Caravan Migrants Demand That America Pay Them $50K Each or Let Them In

“It is a small sum compared to everything the United States has stolen from Honduras.”

A group of migrants marched to the US Consulate in Tijuana on Tuesday and issued an ultimatum to the Trump administration: Either let us into the United States of pay us $50,000 each to go home.

The demand came from a group of some 100 migrants, one of two groups that came to the embassy during the day to present demand letters. The letters also included the demand that they be processed through the asylum system more quickly and in greater numbers, and that deportations from Mexico be halted, the San Diego Union-Tribune ​reported.

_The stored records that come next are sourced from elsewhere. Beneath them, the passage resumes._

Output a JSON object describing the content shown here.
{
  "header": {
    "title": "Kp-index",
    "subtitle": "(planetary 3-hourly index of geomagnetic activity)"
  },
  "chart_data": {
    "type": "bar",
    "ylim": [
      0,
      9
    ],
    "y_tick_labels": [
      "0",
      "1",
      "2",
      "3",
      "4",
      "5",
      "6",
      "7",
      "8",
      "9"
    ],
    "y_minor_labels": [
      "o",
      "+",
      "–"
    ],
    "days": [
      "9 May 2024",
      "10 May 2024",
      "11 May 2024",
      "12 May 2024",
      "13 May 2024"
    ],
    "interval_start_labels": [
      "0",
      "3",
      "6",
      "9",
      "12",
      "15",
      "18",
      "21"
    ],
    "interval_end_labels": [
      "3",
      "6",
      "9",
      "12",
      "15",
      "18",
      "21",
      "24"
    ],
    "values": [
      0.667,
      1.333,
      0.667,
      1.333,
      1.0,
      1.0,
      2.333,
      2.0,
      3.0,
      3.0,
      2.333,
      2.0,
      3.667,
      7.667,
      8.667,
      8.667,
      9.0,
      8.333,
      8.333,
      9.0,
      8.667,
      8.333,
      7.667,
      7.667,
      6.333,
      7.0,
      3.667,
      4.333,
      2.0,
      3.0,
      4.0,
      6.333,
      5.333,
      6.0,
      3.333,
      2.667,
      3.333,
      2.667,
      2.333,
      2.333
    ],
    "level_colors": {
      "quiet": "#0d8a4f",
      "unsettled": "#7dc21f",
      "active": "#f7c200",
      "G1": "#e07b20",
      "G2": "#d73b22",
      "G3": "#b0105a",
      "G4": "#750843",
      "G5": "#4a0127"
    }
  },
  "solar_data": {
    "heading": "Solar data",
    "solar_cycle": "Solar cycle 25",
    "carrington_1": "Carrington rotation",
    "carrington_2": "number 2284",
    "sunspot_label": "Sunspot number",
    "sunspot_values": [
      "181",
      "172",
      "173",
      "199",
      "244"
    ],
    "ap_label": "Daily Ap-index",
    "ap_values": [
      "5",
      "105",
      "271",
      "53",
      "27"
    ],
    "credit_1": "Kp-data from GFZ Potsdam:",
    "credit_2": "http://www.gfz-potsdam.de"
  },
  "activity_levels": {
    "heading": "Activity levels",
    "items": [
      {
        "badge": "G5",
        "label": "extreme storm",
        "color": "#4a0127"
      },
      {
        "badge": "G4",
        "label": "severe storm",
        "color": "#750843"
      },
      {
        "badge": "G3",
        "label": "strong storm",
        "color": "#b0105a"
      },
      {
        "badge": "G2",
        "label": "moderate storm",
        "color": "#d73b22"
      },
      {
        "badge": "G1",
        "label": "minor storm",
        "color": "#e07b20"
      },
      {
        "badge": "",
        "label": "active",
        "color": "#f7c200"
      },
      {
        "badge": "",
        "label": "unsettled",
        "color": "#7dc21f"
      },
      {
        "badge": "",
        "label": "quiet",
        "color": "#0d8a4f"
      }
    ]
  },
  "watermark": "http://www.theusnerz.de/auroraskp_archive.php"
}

Alfonso Guerreo Ulloa, an organizer from Honduras, explained to the newspaper that the money his group was demanding was the least the United States could do given its past intervention in Central America.

“It may seem like a lot of money to you,” he said. “But it is a small sum compared to everything the United States has stolen from Honduras.”

He said the money would allow the migrants to return home and start a small business.

The group’s letter also asked the United States to remove Guatemalan President Juan Orlando Hernandez from office, calling him a “dictator.” It gave the consulate 72 hours to respond. But Ulloa acknowledged he had no plan for how to respond if the demands were not met.

“I don’t know, we will decide as a group,” he said.

Uloa’s group is a faction of the roughly 6,000 migrants who have traveled from their homes in Central America to Tijuana as part of a caravan in recent weeks in hopes of entering the United States. The migrants, many of whom are fleeing violence or poor economic conditions, joined several thousand others who were already waiting to have their asylum applications processed.

According to Xochtil Castillo, a caravan member who met with Mexican officials Tuesday, around 700 migrants have recently returned home, 300 have been deported and 2,500 have applied for humanitarian visas in Mexico. Others have either crossed into the U.S. illegally, moved to other parts of Mexico or have “fallen through the cracks,” the Union-Tribune said.

“A lot of people are leaving because there is no solution here,” said Douglas Matute, 38, of Tijuana. “We thought they would let us in. But Trump sent the military instead of social workers.”

President Donald Trump has called the caravan an invasion and threatened to “close the border permanently.” On Tuesday, he said told reporters he was willing to shut down the federal government, if necessary, to get Congress to ​fund the construction of a wall along the border.

According to polls, most of the public agrees with Trump that border security needs to be beefed up, even as less than half approve of his administration’s hardline immigration policies.

So, the claim that Americans are indebted to Central Americans ― though it plays into a particular progressive narrative that to varying degrees sees national borders as illegitimate ― is unlikely to help the migrants’ cause.